L’assassinat de l’ex-Premier ministre a plongé le pays dans une crise politique et a déclenché une flambée de violences à quelques jours du scrutin.Cette crise qui a causé au moins 38 morts en 3 jours a été suspendue suite à un appel du parti de Benazir Bhutto. La commission électorale pakistanaise doit se réunir ce lundi pour évoquer les conséquences des violences sur le scrutin. Elle pourrait proposer un report. Pour le porte-parole du parti au pouvoir, le scrutin perdrait toute crédibilité s’il était maintenu à la date prévue. Les dirigeants du PPP étaient réunis dimanche dans la demeure de Benazir Bhutto à Naudero, dans le sud du Pakistan, pour désigner son successeur et décider de sa position vis-à-vis du scrutin. Le parti n’a pas encore dit s’il boycotterait les élections en cas de maintien à la date du 8 janvier. Plusieurs milliers de personnes étaient rassemblées devant la maison, scandant des slogans hostiles au gouvernement pakistanais.
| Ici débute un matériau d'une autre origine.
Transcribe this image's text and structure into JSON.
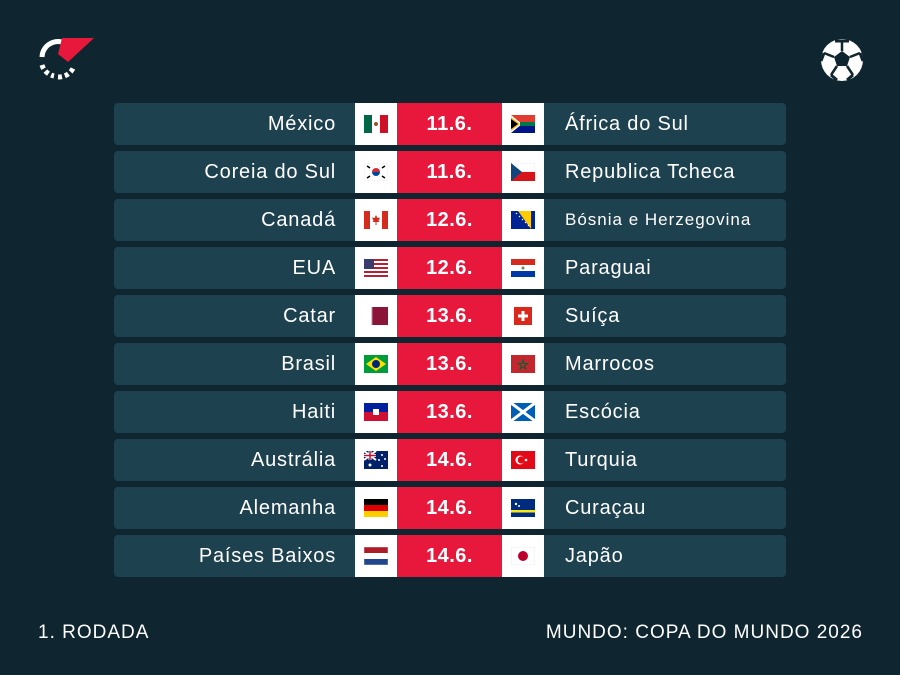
{
  "round_label": "1. RODADA",
  "competition_label": "MUNDO: COPA DO MUNDO 2026",
  "matches": [
    {
      "home": "México",
      "date": "11.6.",
      "away": "África do Sul"
    },
    {
      "home": "Coreia do Sul",
      "date": "11.6.",
      "away": "Republica Tcheca"
    },
    {
      "home": "Canadá",
      "date": "12.6.",
      "away": "Bósnia e Herzegovina"
    },
    {
      "home": "EUA",
      "date": "12.6.",
      "away": "Paraguai"
    },
    {
      "home": "Catar",
      "date": "13.6.",
      "away": "Suíça"
    },
    {
      "home": "Brasil",
      "date": "13.6.",
      "away": "Marrocos"
    },
    {
      "home": "Haiti",
      "date": "13.6.",
      "away": "Escócia"
    },
    {
      "home": "Austrália",
      "date": "14.6.",
      "away": "Turquia"
    },
    {
      "home": "Alemanha",
      "date": "14.6.",
      "away": "Curaçau"
    },
    {
      "home": "Países Baixos",
      "date": "14.6.",
      "away": "Japão"
    }
  ],
  "colors": {
    "background": "#0f2530",
    "row": "#1e4150",
    "date_accent": "#e8173c"
  },
  "icons": [
    "flashscore-logo-icon",
    "football-icon"
  ]
}
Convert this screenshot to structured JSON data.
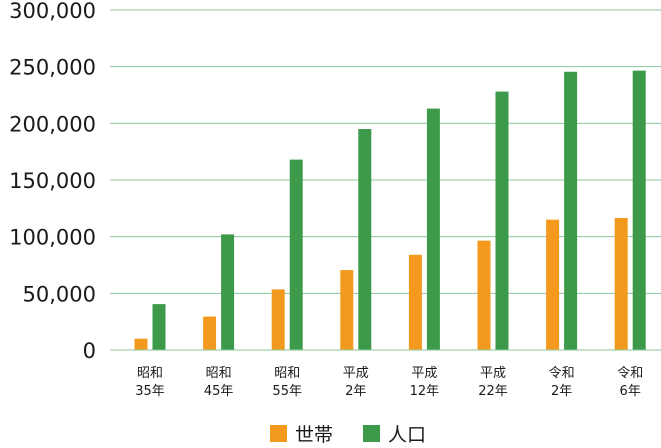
{
  "chart_data": {
    "type": "bar",
    "categories": [
      [
        "昭和",
        "35年"
      ],
      [
        "昭和",
        "45年"
      ],
      [
        "昭和",
        "55年"
      ],
      [
        "平成",
        "2年"
      ],
      [
        "平成",
        "12年"
      ],
      [
        "平成",
        "22年"
      ],
      [
        "令和",
        "2年"
      ],
      [
        "令和",
        "6年"
      ]
    ],
    "series": [
      {
        "name": "世帯",
        "color": "#f39a1e",
        "values": [
          10000,
          29500,
          53500,
          70500,
          84000,
          96500,
          115000,
          116500
        ]
      },
      {
        "name": "人口",
        "color": "#3d9a4a",
        "values": [
          40500,
          102000,
          168000,
          195000,
          213000,
          228000,
          245500,
          246500
        ]
      }
    ],
    "ylim": [
      0,
      300000
    ],
    "yticks": [
      0,
      50000,
      100000,
      150000,
      200000,
      250000,
      300000
    ],
    "ytick_labels": [
      "0",
      "50,000",
      "100,000",
      "150,000",
      "200,000",
      "250,000",
      "300,000"
    ],
    "grid": true,
    "grid_color": "#8cc79a",
    "legend_position": "bottom-center",
    "title": "",
    "xlabel": "",
    "ylabel": ""
  }
}
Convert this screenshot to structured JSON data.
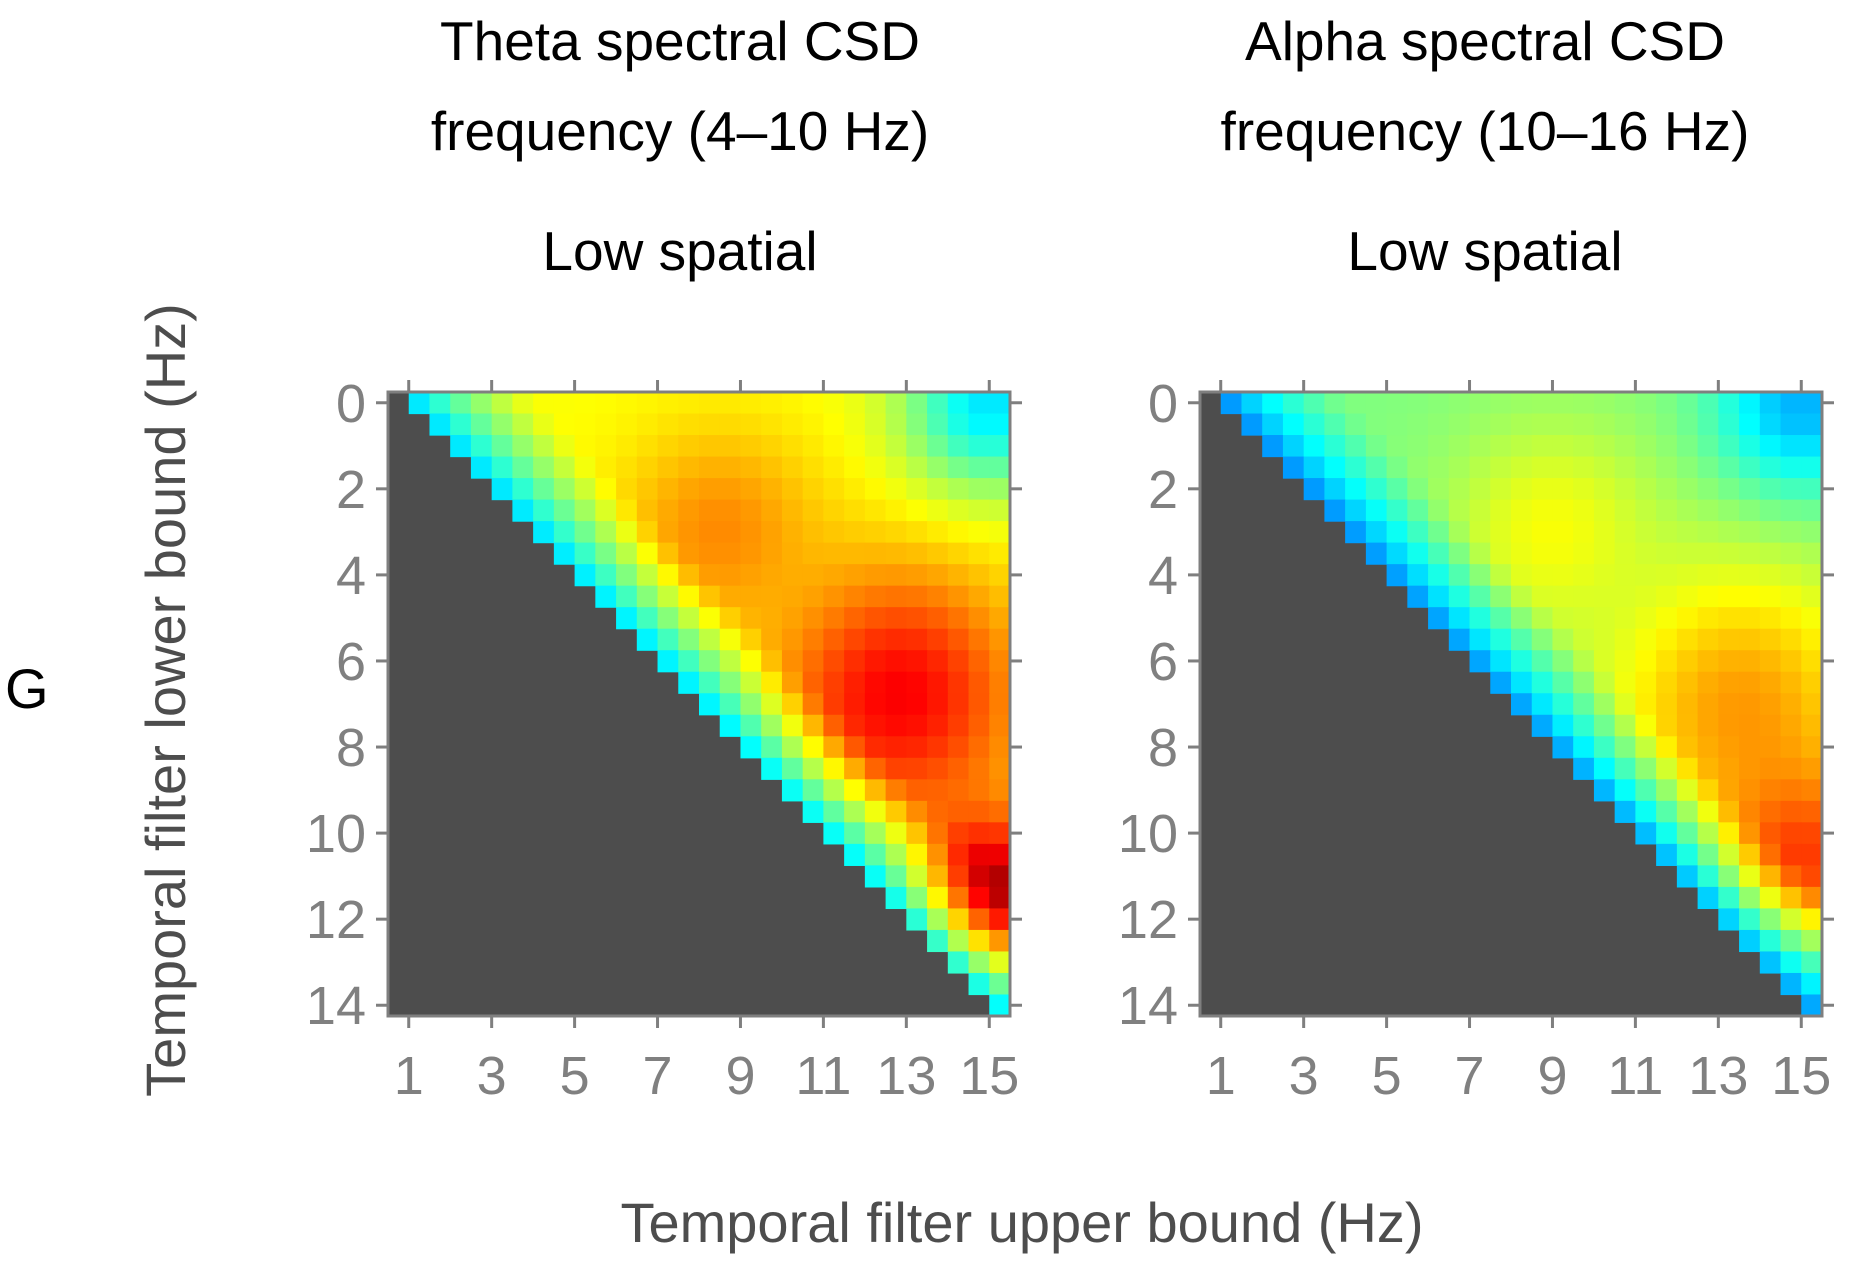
{
  "panel_label": "G",
  "x_axis_label": "Temporal filter upper bound (Hz)",
  "y_axis_label": "Temporal filter lower bound (Hz)",
  "colors": {
    "masked": "#4d4d4d",
    "frame": "#7f7f7f",
    "tick": "#7f7f7f",
    "tick_label": "#808080",
    "colormap": "jet"
  },
  "chart_data": [
    {
      "type": "heatmap",
      "title_lines": [
        "Theta spectral CSD",
        "frequency (4–10 Hz)"
      ],
      "subtitle": "Low spatial",
      "xlabel": "Temporal filter upper bound (Hz)",
      "ylabel": "Temporal filter lower bound (Hz)",
      "x_range": [
        0.5,
        15.5
      ],
      "y_range": [
        -0.25,
        14.25
      ],
      "x_ticks": [
        1,
        3,
        5,
        7,
        9,
        11,
        13,
        15
      ],
      "x_tick_labels": [
        "1",
        "3",
        "5",
        "7",
        "9",
        "11",
        "13",
        "15"
      ],
      "y_ticks": [
        0,
        2,
        4,
        6,
        8,
        10,
        12,
        14
      ],
      "y_tick_labels": [
        "0",
        "2",
        "4",
        "6",
        "8",
        "10",
        "12",
        "14"
      ],
      "cell_size": 0.5,
      "valid_region": "upper > lower",
      "peaks": [
        {
          "x": 12.8,
          "y": 6.8,
          "value": 0.88,
          "spread": 2.1
        },
        {
          "x": 15.0,
          "y": 11.5,
          "value": 0.98,
          "spread": 1.3
        },
        {
          "x": 8.5,
          "y": 3.0,
          "value": 0.74,
          "spread": 1.7
        }
      ],
      "plateau": 0.62,
      "diagonal_ramp": 0.55,
      "top_right_low": 0.35
    },
    {
      "type": "heatmap",
      "title_lines": [
        "Alpha spectral CSD",
        "frequency (10–16 Hz)"
      ],
      "subtitle": "Low spatial",
      "xlabel": "Temporal filter upper bound (Hz)",
      "ylabel": "Temporal filter lower bound (Hz)",
      "x_range": [
        0.5,
        15.5
      ],
      "y_range": [
        -0.25,
        14.25
      ],
      "x_ticks": [
        1,
        3,
        5,
        7,
        9,
        11,
        13,
        15
      ],
      "x_tick_labels": [
        "1",
        "3",
        "5",
        "7",
        "9",
        "11",
        "13",
        "15"
      ],
      "y_ticks": [
        0,
        2,
        4,
        6,
        8,
        10,
        12,
        14
      ],
      "y_tick_labels": [
        "0",
        "2",
        "4",
        "6",
        "8",
        "10",
        "12",
        "14"
      ],
      "cell_size": 0.5,
      "valid_region": "upper > lower",
      "peaks": [
        {
          "x": 13.5,
          "y": 7.0,
          "value": 0.72,
          "spread": 2.4
        },
        {
          "x": 15.0,
          "y": 10.5,
          "value": 0.82,
          "spread": 1.6
        },
        {
          "x": 9.0,
          "y": 3.0,
          "value": 0.62,
          "spread": 1.8
        }
      ],
      "plateau": 0.5,
      "diagonal_ramp": 0.7,
      "top_right_low": 0.3
    }
  ]
}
La foule a accusé le président Pervez Musharraf d’être impliqué dans l’assassinat jeudi de l’ancienne chef du gouvernement, demandant que sa province natale de Sindh ne fasse plus partie du Pakistan. La succession de Bhutto qui s’était auto-proclamée présidente à vie du PPP fondé par son père et dont personne n’imagine qu’il survive si son futur chef n’a pas de sang Bhutto dans les veines. La réunion de son parti devrait permettre, sinon de le nommer, au moins de se faire une idée de qui sera le successeur, le fils de l’ex-Premier ministre, Bilawal Zardari, un étudiant de 19 ans seulement. Certains n’y sont pas favorables. «Bilawal ne tient pas beaucoup à entrer dans l’arène politique», commente l’ex-porte-parole de Mme Bhutto, Sherry Rehman. S’il est finalement choisi, un collectif, une sorte de «conseil», «le cornaquerait jusqu’à ce qu’il soit mûr», fait-on savoir dans son entourage. Au cours de la réunion de Naudero, Bilawal devrait lire les dernières volontés de sa mère. Benazir Bhutto a dû son ascension politique, qui l’a conduite à devenir la première femme de l’Histoire dirigeante d’un pays musulman en 1988 à l’âge de 35 ans, au véritable culte dont jouit encore son père dans tout le pays.